Kriseneinrichtung "Hatun&Can", gegründet nach dem Mord an einer Deutsch-Kurdin, soll Gelder veruntreut haben. Frauenprojekte bezweifeln Seriösität des Projekts schon länger.

Hatun Sürücü - ein Name, der Beklemmung auslöst. Es ist genau fünf Jahre her, dass die Deutsch-Kurdin von ihrem Bruder ermordet wurde, weil sie ein selbstbestimmtes Leben führen wollte. Hatun Sürücü hinterließ einen kleinen Jungen - Can. "Hatun&Can" nennt sich ein Verein, der Spenden sammelt, um Frauen vor dem gleichen Schicksal zu bewahren. So steht es zumindest auf der Internet-Seite. "Hatun & Can" - bei dem Namen öffneten sich die Portomonnaies.

Mit dem Spendenfluss dürfte es nun vorbei sein. Wie erst jetzt bekannt wurde, hat die Staatsaanwaltschaft bereits im Dezember gegen Vereinsgründer Udo D. und zwei Vorstandsmitglieder ein Verfahren wegen Verdachts der Untreue und des Betruges eingeleitet. Es gab Hausdurchsuchungen, Konten und ein neuwertiger Geländewagen - angeblich für den Transport von Frauen in Not angeschafft - wurden beschlagnahmt. Die Hinweise auf Unregelmäßigkeiten hätten sich verdichtet, erfuhr die taz aus Sicherheitskreisen.

Ausgelöst wurden die Ermittlungen durch eine Anzeige der Emma-Herausgeberin Alice Schwarzer, der Frauenrechtlerin Necla Kelek und dem Sender RTL. Schwarzer hatte im September bei "Wer wird Millionär?" 500.000 Euro gewonnen und diese "Hatun&Can" gespendet. Da es sie interessierte, wofür die nicht unerhebliche Summe verwendet werden sollte, traf sie sich mit Vereinschef Udo D. Die Auskünfte des Mannes fielen indes so vage aus, dass Schwarzer misstrauisch wurde. "Unter dem Vorwand des Schutzes der bedrohten Frauen wurde die ganze angebliche Arbeit des Verein verschleiert", sagt Schwarzer. Alarmiert schaltete sie die Staatsanwaltschaft ein. "Wir hoffen, dass das Geld bald zurückfließt an RTL - von wo ich es den Richtigen zukommen lassen werde."
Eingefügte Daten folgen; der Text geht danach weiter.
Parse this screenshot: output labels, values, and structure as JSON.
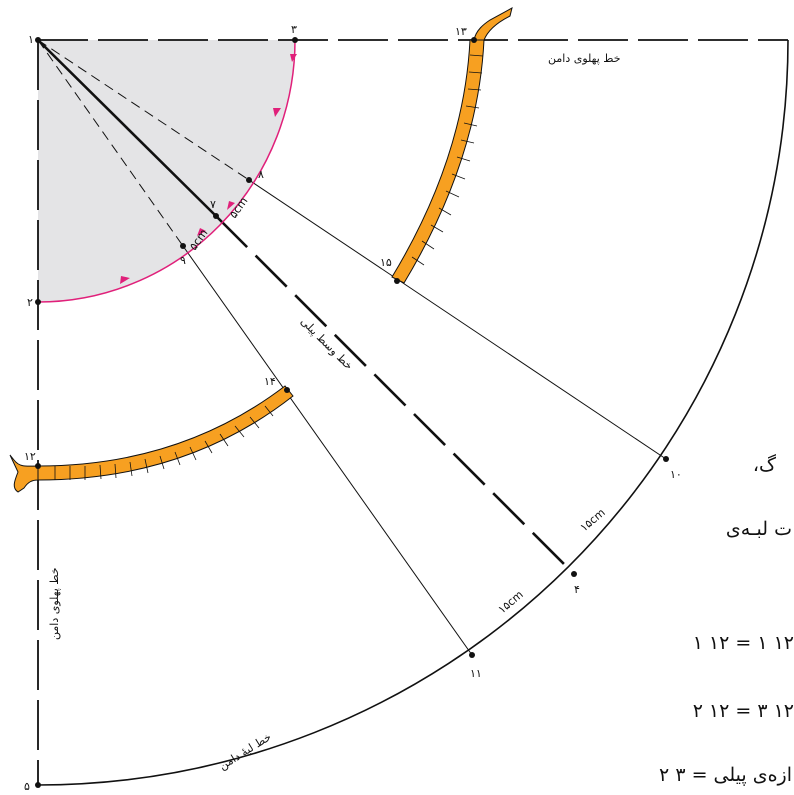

Die Richtigen - das könnte zum Beispiel die Türkisch-Deutsche Kriseneinrichtung Papataya sein. Deren Mitarbeiterinnen hatten Schwarzer im Herbst einen Brief geschrieben, als sie hörten, dass "Hatun&Can" mit einer halben Million Euro bedacht werden sollen. Der Tenor: "Wir hätten uns vorher eine gründlichere Recherche über "Hatun&Can" gewünscht." Papataya habe anfangs versucht, mit dem Verein zu kooperieren, sprich ihn bei der Beratung der Frauen zu unterstützen, sagte eine Papataya-Mitarbeiterin der taz. "Im Sommer 2009 brachen wir den Kontakt ab." Papataya wirft den Verein vor, die Frauen in fremden Städten in einer Wohnung völlig sich selbst zu überlasssen. Zudem setze der Verein üble Gerüchte über andere Krisenprojekte in die Welt. So sei gegenüber hilfesuchenden Frauen behaupetet worden, Papataya verrate Familienangehörigen, wo die hilfesuchenden Frauen versteckt würden.

Papataya existiert seit 25 Jahren. Bis zu 70 Frauen bringt es nach eigenen Angaben pro Jahr in Krisenwohnungen unter. Wieviele Frauen bei "Hatun&Can" Zuflucht gefunden haben, ist unklar. Auf der Homepage des Verein heißt es, seit Februar 2007 hätten sich mehr als 700 Frauen aus Angst vor einer Zwangsehe gemeldet. Papataya bezweifelt das. "Das ist ein ganz unseriöser, undurchsichtiger Verein." Eine Meinung, die von der Senatsverwaltung für Frauen geteilt wird. "Bei uns hat sich gegen "Hatun& Can" eine große Skepsis entwickelt", bestätigt Sprecher Stephan Schulz. Das beziehe sich nicht nur auf die Intransparenz von Geldmitteln.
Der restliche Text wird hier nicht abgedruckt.